Oscar Mathisen
Speedskating - Oscar Diary

Snow!

Oscar Mathisen had spent a week training on Steiner Teich and enjoying some freshening up of his fond memories from 1908 down in Klagenfurt. Just like then he had two travelling companions, but unlike then the companions were his physio and team leader, not his teammates. In 1908, he, Sigurd and Martin had travelled on 3rd class tickets, sometimes in windowless wagons fit only for cattle. Things had changed since then.

Oscar, from
www.skoytemuseet.no
The temperature had dropped these last few days and Wörthersee had finally started to freeze, but not enough to move the championship back to the lake. This cold front, which ran the temperature down into the 30s (centigrade) in Russia and Finland and gave the Berliners 40 cms of ice to skate on at Wannsee, also pushed up some powerful precipitation clouds in its outskirts, and on Thursday it started to snow in Klagenfurt. It continued all Friday as well, interrupting the training laps on Steiner Teich. In the evening the draw was made with 30 cms of snow outside the hotel windows, an easy task with only 4 participants. As usual the home favourite was set against the best foreigner, this time in the first pair with Oscar starting in the inner lane. 2nd pair then was Sørensen and Naidenov. The 5000 and 1500 m were to be set up according to the results of the 500m, and the 10000m similarly on the basis of the 5000.

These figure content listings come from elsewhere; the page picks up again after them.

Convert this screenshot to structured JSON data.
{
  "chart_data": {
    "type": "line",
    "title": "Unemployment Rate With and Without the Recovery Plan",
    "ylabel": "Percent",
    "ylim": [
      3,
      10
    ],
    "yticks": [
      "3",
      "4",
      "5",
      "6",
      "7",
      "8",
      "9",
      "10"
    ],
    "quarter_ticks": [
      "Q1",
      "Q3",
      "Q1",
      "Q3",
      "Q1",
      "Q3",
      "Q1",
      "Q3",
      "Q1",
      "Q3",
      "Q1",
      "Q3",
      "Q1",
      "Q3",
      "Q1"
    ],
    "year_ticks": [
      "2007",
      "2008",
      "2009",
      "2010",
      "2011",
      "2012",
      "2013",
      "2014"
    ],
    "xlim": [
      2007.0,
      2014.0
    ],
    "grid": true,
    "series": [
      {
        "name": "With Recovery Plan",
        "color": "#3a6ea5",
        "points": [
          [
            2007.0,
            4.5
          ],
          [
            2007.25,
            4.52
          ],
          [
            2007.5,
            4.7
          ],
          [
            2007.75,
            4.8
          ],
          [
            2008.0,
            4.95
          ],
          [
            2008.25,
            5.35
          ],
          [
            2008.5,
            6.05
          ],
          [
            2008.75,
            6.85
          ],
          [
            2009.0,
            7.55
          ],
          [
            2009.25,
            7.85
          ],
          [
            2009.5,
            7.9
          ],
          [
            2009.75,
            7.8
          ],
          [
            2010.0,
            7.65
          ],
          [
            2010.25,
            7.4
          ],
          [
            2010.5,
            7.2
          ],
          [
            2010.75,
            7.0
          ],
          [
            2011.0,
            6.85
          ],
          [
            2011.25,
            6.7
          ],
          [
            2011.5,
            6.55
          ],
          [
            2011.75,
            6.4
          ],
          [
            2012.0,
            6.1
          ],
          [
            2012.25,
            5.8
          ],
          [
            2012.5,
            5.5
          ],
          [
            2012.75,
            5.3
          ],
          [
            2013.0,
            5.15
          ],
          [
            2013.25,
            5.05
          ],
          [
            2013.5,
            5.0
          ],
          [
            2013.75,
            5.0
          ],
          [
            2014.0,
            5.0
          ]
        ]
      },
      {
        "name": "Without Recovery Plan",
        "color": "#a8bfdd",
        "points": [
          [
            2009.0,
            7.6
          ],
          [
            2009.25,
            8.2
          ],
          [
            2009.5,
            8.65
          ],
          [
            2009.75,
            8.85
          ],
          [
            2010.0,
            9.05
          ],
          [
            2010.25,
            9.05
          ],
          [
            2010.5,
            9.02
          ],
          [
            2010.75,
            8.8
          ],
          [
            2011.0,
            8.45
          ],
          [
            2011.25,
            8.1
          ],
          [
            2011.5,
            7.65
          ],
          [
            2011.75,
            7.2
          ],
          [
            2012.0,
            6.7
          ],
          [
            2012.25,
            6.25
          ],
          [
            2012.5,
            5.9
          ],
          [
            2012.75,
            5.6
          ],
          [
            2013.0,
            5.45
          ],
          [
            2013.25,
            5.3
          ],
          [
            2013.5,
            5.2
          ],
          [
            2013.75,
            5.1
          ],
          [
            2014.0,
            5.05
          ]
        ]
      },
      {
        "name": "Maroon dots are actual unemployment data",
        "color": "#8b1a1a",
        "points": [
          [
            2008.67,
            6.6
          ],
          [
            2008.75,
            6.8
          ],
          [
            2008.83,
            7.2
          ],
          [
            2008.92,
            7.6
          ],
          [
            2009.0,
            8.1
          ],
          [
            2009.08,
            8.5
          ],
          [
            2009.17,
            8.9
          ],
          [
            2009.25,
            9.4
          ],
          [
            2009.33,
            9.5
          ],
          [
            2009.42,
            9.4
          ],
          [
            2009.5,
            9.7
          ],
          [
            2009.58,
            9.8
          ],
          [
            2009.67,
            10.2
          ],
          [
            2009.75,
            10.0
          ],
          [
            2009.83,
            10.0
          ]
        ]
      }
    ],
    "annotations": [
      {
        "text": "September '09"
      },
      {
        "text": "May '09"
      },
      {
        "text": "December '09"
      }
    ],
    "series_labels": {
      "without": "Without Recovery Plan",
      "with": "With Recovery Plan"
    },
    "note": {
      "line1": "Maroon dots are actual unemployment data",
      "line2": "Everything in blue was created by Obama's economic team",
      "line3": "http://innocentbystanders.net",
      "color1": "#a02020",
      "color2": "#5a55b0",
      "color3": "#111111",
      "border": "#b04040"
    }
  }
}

It snowed on through the night, and next morning the situationit had started looking critical. The championship organisers called up 60 workers to try and clear it, but the sky spewed ever more big fluffy crystals and the workers could not keep up with them. They barely managed to clear a small patch for the figure skaters, and the speedskating was postponed until late afternoon. Then, 80 soldiers were called up to clear the track. But towards noon a wind sprang up, and soon it blew in gusts of hefty gale. Pretty unpleasant for the hard-working soldiers, and the snowfall didn’t ease either, it fell rather heavier than before. So heavy in fact that the water from below started trickling on the ice surface, pressed up by the weight of the snow. The organisers decided to cut the track loose to rescue it. But daylight waned and their hopes of getting the track ready for the championship waned with it. A proposition to arrange all four races the day after was put before the skaters. Only one of them was skeptical. Oscar himself. Tired with the whole business he rather wanted to get back home and prepare for the European Championship next weekend at Stockholm. The evening passed with snow flurries drifting past the hotel windows like white flapping chickbirds in the lamplight.